Calisthenics are resistance and mobility exercises that use only your bodyweight instead of external weights. They are growing a lot in popularity partly because they can be done almost anywhere by almost anyone with very little or no equipment at all. Examples of calisthenics you can do anywhere are pushups, sit-ups, planks, squats, and lunges. You can search for specific calisthenics workout options on YouTube, which makes it easy to learn and follow along.
Isometric exercises are less common, and they seem a little funny, but they are the easiest resistance exercise to do anywhere. They involve pushing or pulling against an object that doesn’t move. So, for example, put your hands together in front of you, palm to palm, like a clap. Now push them against each other as hard as you can. Do you feel it in your arms and chest? Now do the opposite – link your fingers together and try to pull them apart. Do you feel it in your arms and shoulders and back? Now, if you can reach, try doing both those with your arms behind your back. These are isometric exercises! You can do isometrics with walls and floors and your own body and many other objects, anywhere at any time!
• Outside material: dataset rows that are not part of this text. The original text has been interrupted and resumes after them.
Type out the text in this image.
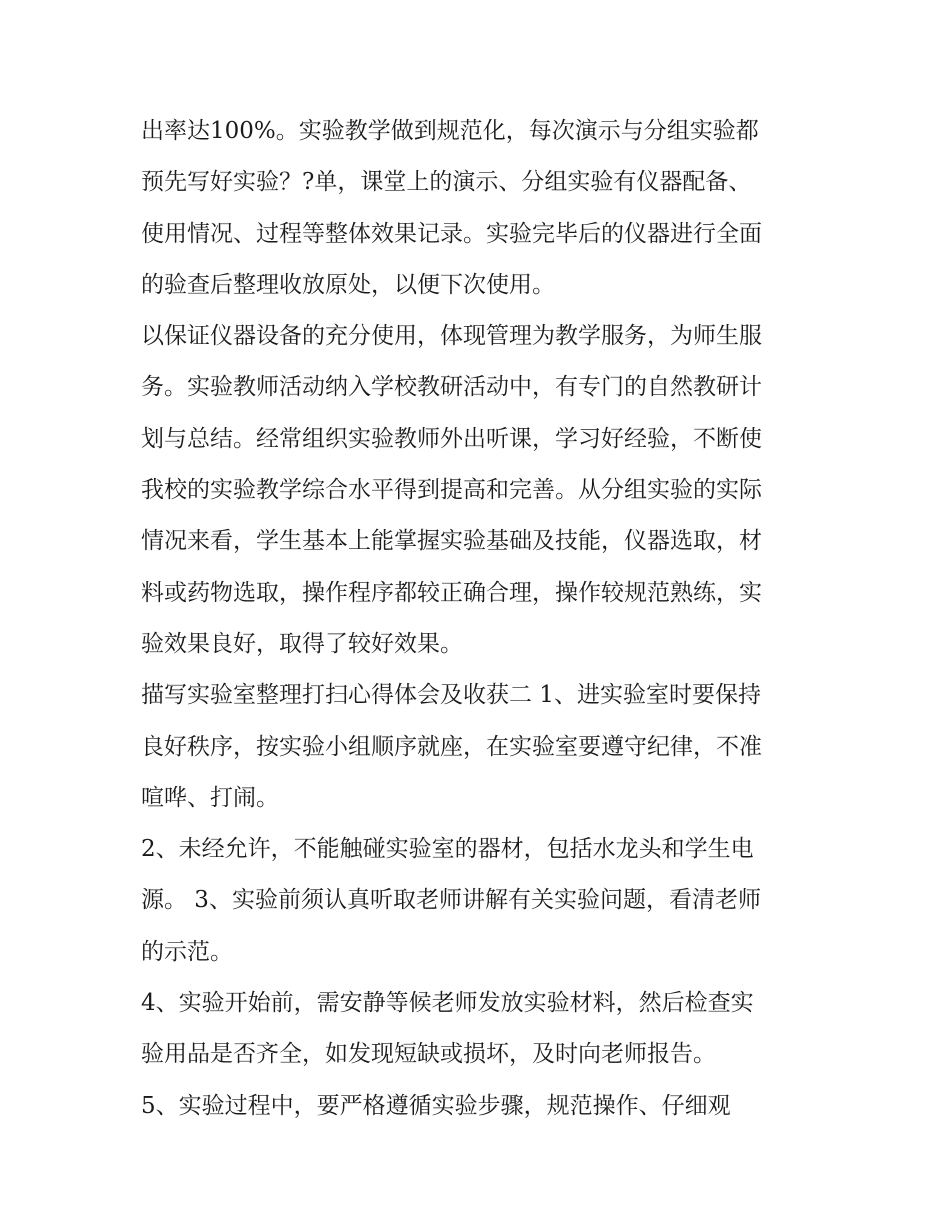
出率达100%。实验教学做到规范化，每次演示与分组实验都
预先写好实验？?单，课堂上的演示、分组实验有仪器配备、
使用情况、过程等整体效果记录。实验完毕后的仪器进行全面
的验查后整理收放原处，以便下次使用。
以保证仪器设备的充分使用，体现管理为教学服务，为师生服
务。实验教师活动纳入学校教研活动中，有专门的自然教研计
划与总结。经常组织实验教师外出听课，学习好经验，不断使
我校的实验教学综合水平得到提高和完善。从分组实验的实际
情况来看，学生基本上能掌握实验基础及技能，仪器选取，材
料或药物选取，操作程序都较正确合理，操作较规范熟练，实
验效果良好，取得了较好效果。
描写实验室整理打扫心得体会及收获二 1、进实验室时要保持
良好秩序，按实验小组顺序就座，在实验室要遵守纪律，不准
喧哗、打闹。
2、未经允许，不能触碰实验室的器材，包括水龙头和学生电
源。 3、实验前须认真听取老师讲解有关实验问题，看清老师
的示范。
4、实验开始前，需安静等候老师发放实验材料，然后检查实
验用品是否齐全，如发现短缺或损坏，及时向老师报告。
5、实验过程中，要严格遵循实验步骤，规范操作、仔细观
4. Using Household Objects
Resistance training can also easily be done at home by using household objects. Heavy books or bottles of wine or juice can be used as weights in your hands. Walking up and down the stairs is a great classic resistance exercise. Even something as simple as sitting down and standing back up repeatedly is an effective exercise. Get creative!
5. Walk, jog or run
Thankfully, we can still go outside as long as we continue to practice physical distancing. Jogging or running, on the sidewalk or in a park, are excellent ways to stay active. Even just walking has a lot of health benefits and is a great way to keep your body moving. Read more about the best fall hikes in Ontario.
Stretching is a great way to cool down after a workout. It feels great, and it helps with flexibility and stiffness. Start at your neck and work all the way down to your toes. Or, if you don’t have much time, focus on major areas like arms and legs. Don’t overdo it: Just extend until you feel it a light stretch and then hold it there for 30-60 seconds. Read more about 5 areas to stretch daily.
How to create your own routine
People often get hung up on how much of an exercise to do. Don’t worry about that for now. If you watch an online video you can just follow along until it’s done. If you want to create your own simple routine, pick 5-10 different movements from any category above, making sure to include movements that involve both legs and arms and then just do each one until you feel a bit tired or it starts to get a bit too difficult. Then move on to the next one. If it only takes you a few minutes to do them all, start again from the beginning. If you haven’t exercised in a long time, just repeat until you reach 5-10 minutes and then stop. Then do it again tomorrow!
Try this simple workout routine to get started
Set a timer for anywhere from 5-15 minutes. Then do each exercise below. When the exercise gets a bit too difficult, move on to the next one. Repeat until the timer goes off. If you’re feeling good, set the timer again!
Step One: Grab a heavy book in each hand and raise and lower them over your head
Step Two: Sit down on a chair and stand back up immediately
Step Three: Link your fingers tightly and pull your hands apart
Step Four: Jog on the spot
Step Five: Bend over as far as you can and then stand straight up again
Step Six: End with a walk outside and some light stretching.